In fatto di sanità, di salute personale e familiare “non ci sono santi che tengano”. Nel senso che ogni mezzo è buono per provare a salvarsi la vita. Nemmeno il “made in Italy” diventa rassicurante. Se si ha la speranza – e i soldi – che il rimedio ci possa essere nelle sapienti mani del chirurgo “made in China”, o negli “United States of America”, o “in capo al mondo”, non ci sono problemi o critiche sull’aver messo da parte il nazionalismo italico. Prima di tutto la salute. Da questo punto di vista noi italiani forse siamo tra i più global, cosmopoliti al mondo.
Di passi indietro ne facciamo proprio tanti su altri argomenti. Dal global passiamo con una certa facilità all’Italy più che spinto, che diventa poi di borgata, casareccio. Siamo fatti così. E, allora, per esempio, la “qualità” di certi prodotti agro-alimentari l’abbiamo solo noi. Gli altri non esistono. E, invece, esistono eccome, e mentre noi ripetiamo il solito ritornello dei “più bravi, più belli, più buoni”, gli altri, i nostri concorrenti, piano piano, lo diventano e… ci superano.
Le eredità ti cadono dal cielo senza che tu abbia fatto un granché per meritarle. A volte proprio non le meriti e fai di tutto per dilapidarle. E’ il caso del patrimonio artistico e culturale del nostro Paese. Il mondo ce lo invidia, ma noi non riusciamo a valorizzarlo come dovremmo, anche per il tornaconto economico che ci potrebbe essere. Di esempi ce ne sono tanti. Uno per tutti: Pompei. Ogni giorno negli scavi unici al mondo arrivano, più o meno, diecimila visitatori: quasi quanti erano i suoi abitanti all’epoca della distruzione. Questi provano a visitare i sessantacinque ettari di beni archeologici a cielo aperto, patrimonio dell’umanità, non senza difficoltà. L’immagine che resterà impressa nella loro mente è d’immensa bellezza, unita a sciatteria purtroppo. Certo, le cose sono migliorate ultimamente.

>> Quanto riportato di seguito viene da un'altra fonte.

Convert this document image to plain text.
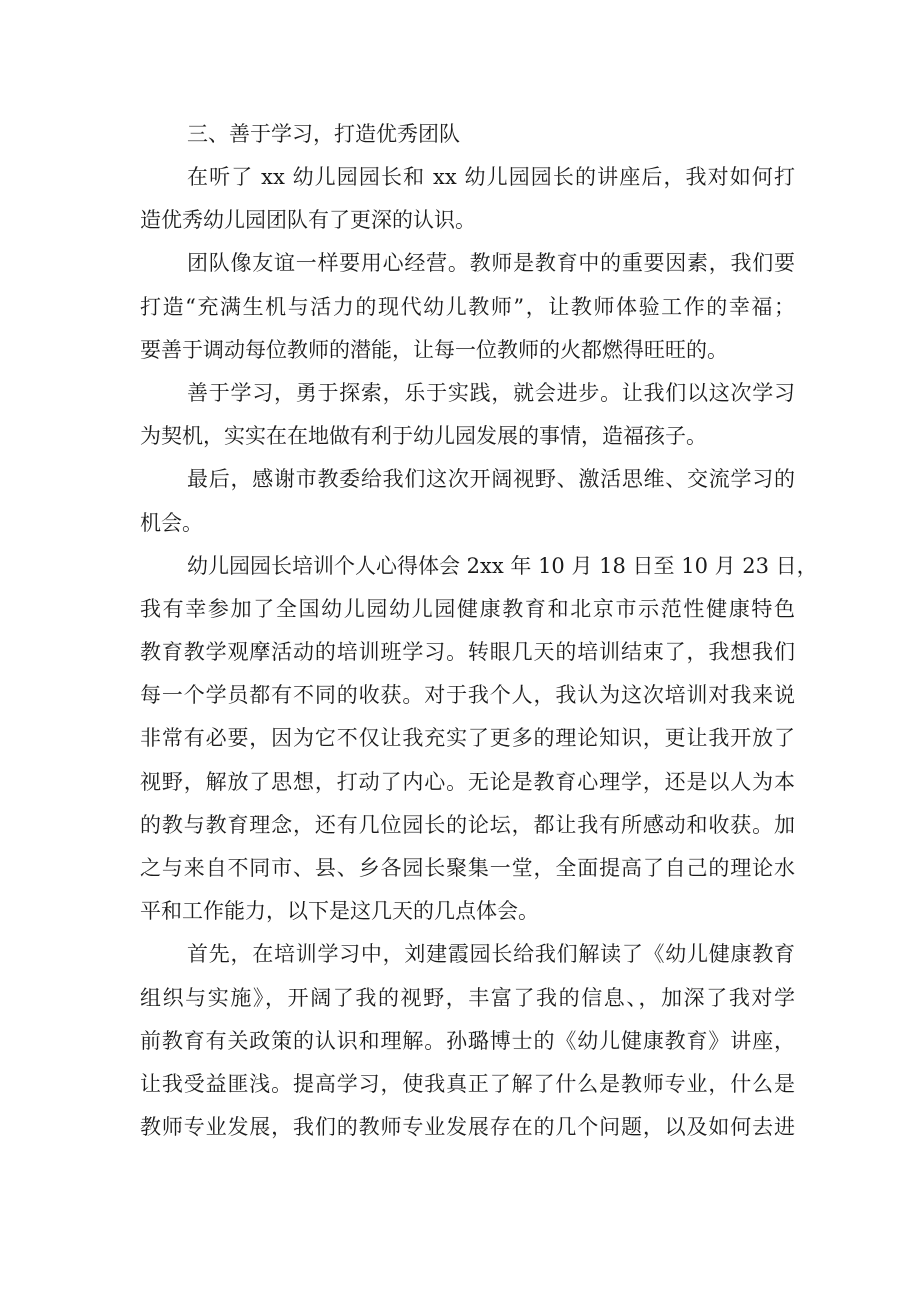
三、善于学习，打造优秀团队

在听了 xx 幼儿园园长和 xx 幼儿园园长的讲座后，我对如何打
造优秀幼儿园团队有了更深的认识。

团队像友谊一样要用心经营。教师是教育中的重要因素，我们要
打造“充满生机与活力的现代幼儿教师”，让教师体验工作的幸福；
要善于调动每位教师的潜能，让每一位教师的火都燃得旺旺的。

善于学习，勇于探索，乐于实践，就会进步。让我们以这次学习
为契机，实实在在地做有利于幼儿园发展的事情，造福孩子。

最后，感谢市教委给我们这次开阔视野、激活思维、交流学习的
机会。

幼儿园园长培训个人心得体会 2xx 年 10 月 18 日至 10 月 23 日，
我有幸参加了全国幼儿园幼儿园健康教育和北京市示范性健康特色
教育教学观摩活动的培训班学习。转眼几天的培训结束了，我想我们
每一个学员都有不同的收获。对于我个人，我认为这次培训对我来说
非常有必要，因为它不仅让我充实了更多的理论知识，更让我开放了
视野，解放了思想，打动了内心。无论是教育心理学，还是以人为本
的教与教育理念，还有几位园长的论坛，都让我有所感动和收获。加
之与来自不同市、县、乡各园长聚集一堂，全面提高了自己的理论水
平和工作能力，以下是这几天的几点体会。

首先，在培训学习中，刘建霞园长给我们解读了《幼儿健康教育
组织与实施》，开阔了我的视野，丰富了我的信息、，加深了我对学
前教育有关政策的认识和理解。孙璐博士的《幼儿健康教育》讲座，
让我受益匪浅。提高学习，使我真正了解了什么是教师专业，什么是
教师专业发展，我们的教师专业发展存在的几个问题，以及如何去进
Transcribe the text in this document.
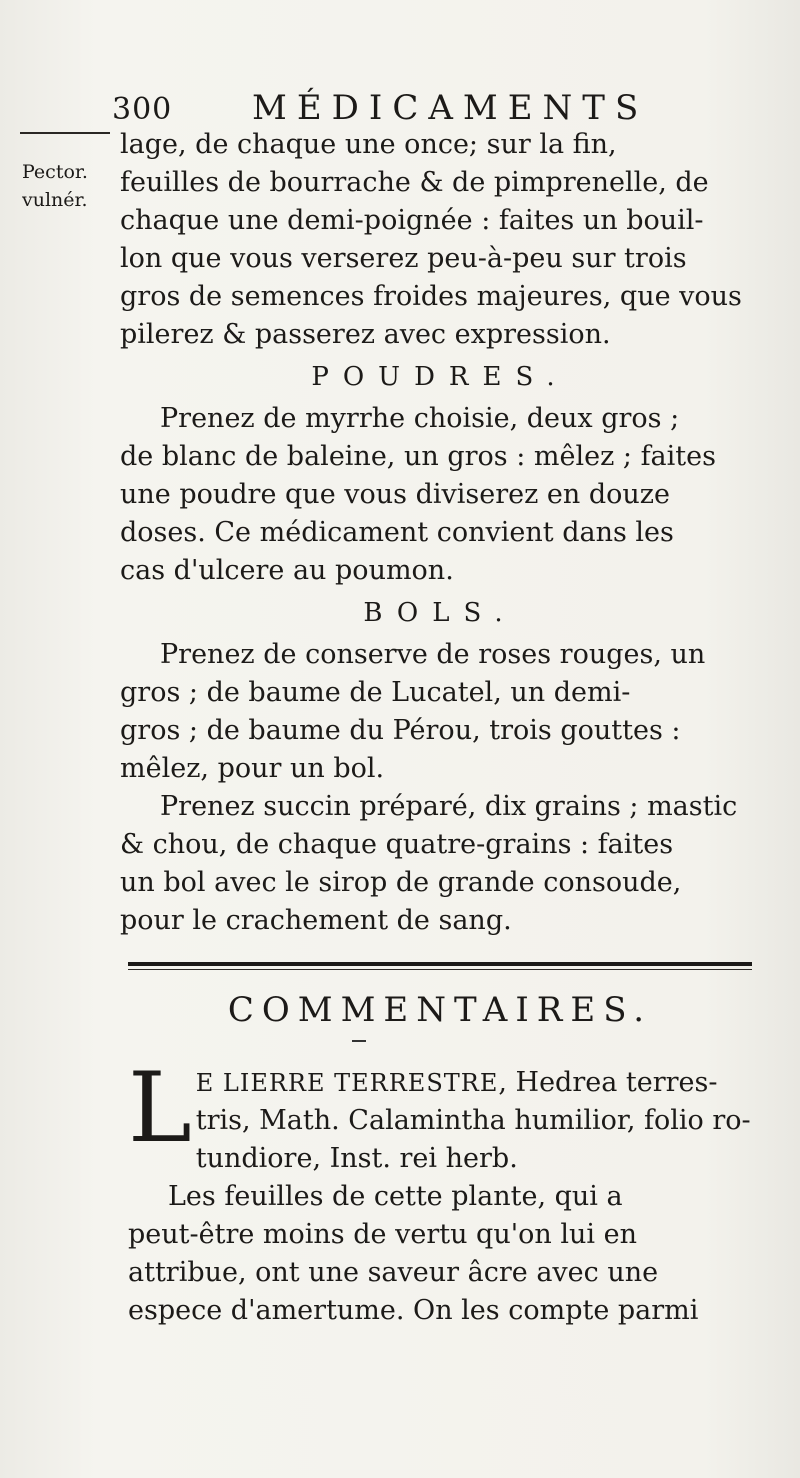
300 MÉDICAMENTS
Pector.
vulnér.
lage, de chaque une once; sur la fin,
feuilles de bourrache & de pimprenelle, de
chaque une demi-poignée : faites un bouil-
lon que vous verserez peu-à-peu sur trois
gros de semences froides majeures, que vous
pilerez & passerez avec expression.
POUDRES.
Prenez de myrrhe choisie, deux gros ;
de blanc de baleine, un gros : mêlez ; faites
une poudre que vous diviserez en douze
doses. Ce médicament convient dans les
cas d'ulcere au poumon.
BOLS.
Prenez de conserve de roses rouges, un
gros ; de baume de Lucatel, un demi-
gros ; de baume du Pérou, trois gouttes :
mêlez, pour un bol.
Prenez succin préparé, dix grains ; mastic
& chou, de chaque quatre-grains : faites
un bol avec le sirop de grande consoude,
pour le crachement de sang.
COMMENTAIRES.
L E LIERRE TERRESTRE, Hedrea terres-
tris, Math. Calamintha humilior, folio ro-
tundiore, Inst. rei herb.
Les feuilles de cette plante, qui a
peut-être moins de vertu qu'on lui en
attribue, ont une saveur âcre avec une
espece d'amertume. On les compte parmi
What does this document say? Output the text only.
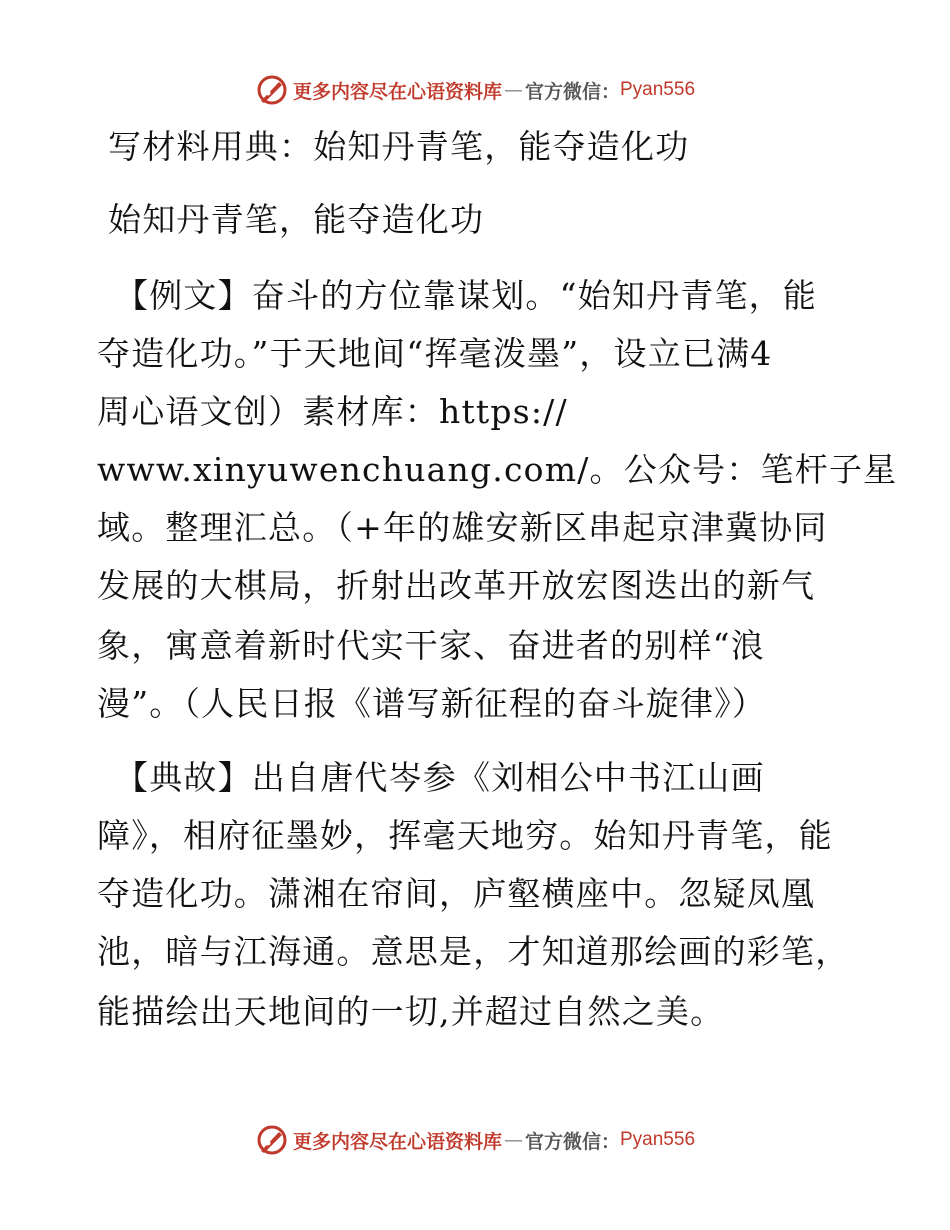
更多内容尽在心语资料库 — 官方微信： Pyan556
写材料用典：始知丹青笔，能夺造化功
始知丹青笔，能夺造化功
【例文】奋斗的方位靠谋划。“始知丹青笔，能
夺造化功。”于天地间“挥毫泼墨”，设立已满4
周心语文创）素材库：https://
www.xinyuwenchuang.com/。公众号：笔杆子星
域。整理汇总。（+年的雄安新区串起京津冀协同
发展的大棋局，折射出改革开放宏图迭出的新气
象，寓意着新时代实干家、奋进者的别样“浪
漫”。（人民日报《谱写新征程的奋斗旋律》）
【典故】出自唐代岑参《刘相公中书江山画
障》，相府征墨妙，挥毫天地穷。始知丹青笔，能
夺造化功。潇湘在帘间，庐壑横座中。忽疑凤凰
池，暗与江海通。意思是，才知道那绘画的彩笔，
能描绘出天地间的一切,并超过自然之美。
更多内容尽在心语资料库 — 官方微信： Pyan556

Il ministro dei Beni e delle attività culturali e del turismo, Dario Franceschini, si è dato da fare non poco per rilanciare gli scavi. “Il più straordinario rudere classico al mondo” ha però bisogno di maggiore impegno per la messa in sicurezza e la catalogazione anche dei suoi “tesori nascosti”, ammassati nei depositi del Museo Nazionale di Napoli e della stessa Pompei. Ercolano, Oplonti, Stabiae, Pompei sono anche reali possibilità di lavoro per i tanti disoccupati che l’area registra. Un disegno strategico potrebbe affrontare la questione, anche per eliminare l’attuale fenomeno turistico del “mordi e fuggi”.
Dalla “salute”, alla “qualità” eppoi “agli scavi di Pompei”, un percorso che apparentemente non ha collegamenti. Il filo rosso, per chi scrive, c’è e porta agli avvenimenti degli ultimi giorni. Alle sentenze del Tar del Lazio che tante polemiche hanno suscitato. La sentenza più discussa, quella che riguarda Modena e Mantova, fa riferimento alla possibilità o meno di far diventare direttore di un grande museo italiano cittadini che “italiani non sono”. Per il ministro Franceschini: “Faremo subito appello al Consiglio di Stato. Sono preoccupato per la figura che l’Italia fa nel resto del mondo, e per le conseguenze pratiche perché da oggi alcuni musei sono senza direttore“. Di là dalle brutte figure o meno, resta il fatto che la voglia di cambiamento, di rilancio del nostro patrimonio culturale qualche superficialità l’ha fatta commettere agli addetti ai lavori. Nella legge che istituiva la selezione dei direttori, erano giustamente cancellati tanti vincoli, ma ci si era dimenticati di una legge del 2001 che stabilisce la parità tra stranieri e italiani nel poter ambire a qualsiasi posto pubblico nel nostro Paese, sempre che questo non sia in contrasto con “l’esercizio diretto o indiretto di pubblici poteri”, “che attengono alla tutela dell’interesse nazionale”. Insomma, stranieri sì, ma fino ad un certo punto. “Più 13,6 per cento di visitatori e più 24 per cento di incassi nei primi mesi del 2016. E un miliardo di fondi in arrivo dallo Stato”, questi alcuni dati della riforma Franceschini. Molti però contestano il ministro. Lo accusano di voler trasformare i musei, le gallerie in supermarket. Se l’obiettivo ministeriale è quello di “aprire” a quanti più visitatori possibili i musei e le gallerie, per diffondere la cultura, ben venga. Senza improvvisazioni però, puntando al meglio che c’è nel mondo per la loro gestione e soprattutto conservazione, in un quadro organico di revisione della normativa. A prova di Tar, insomma.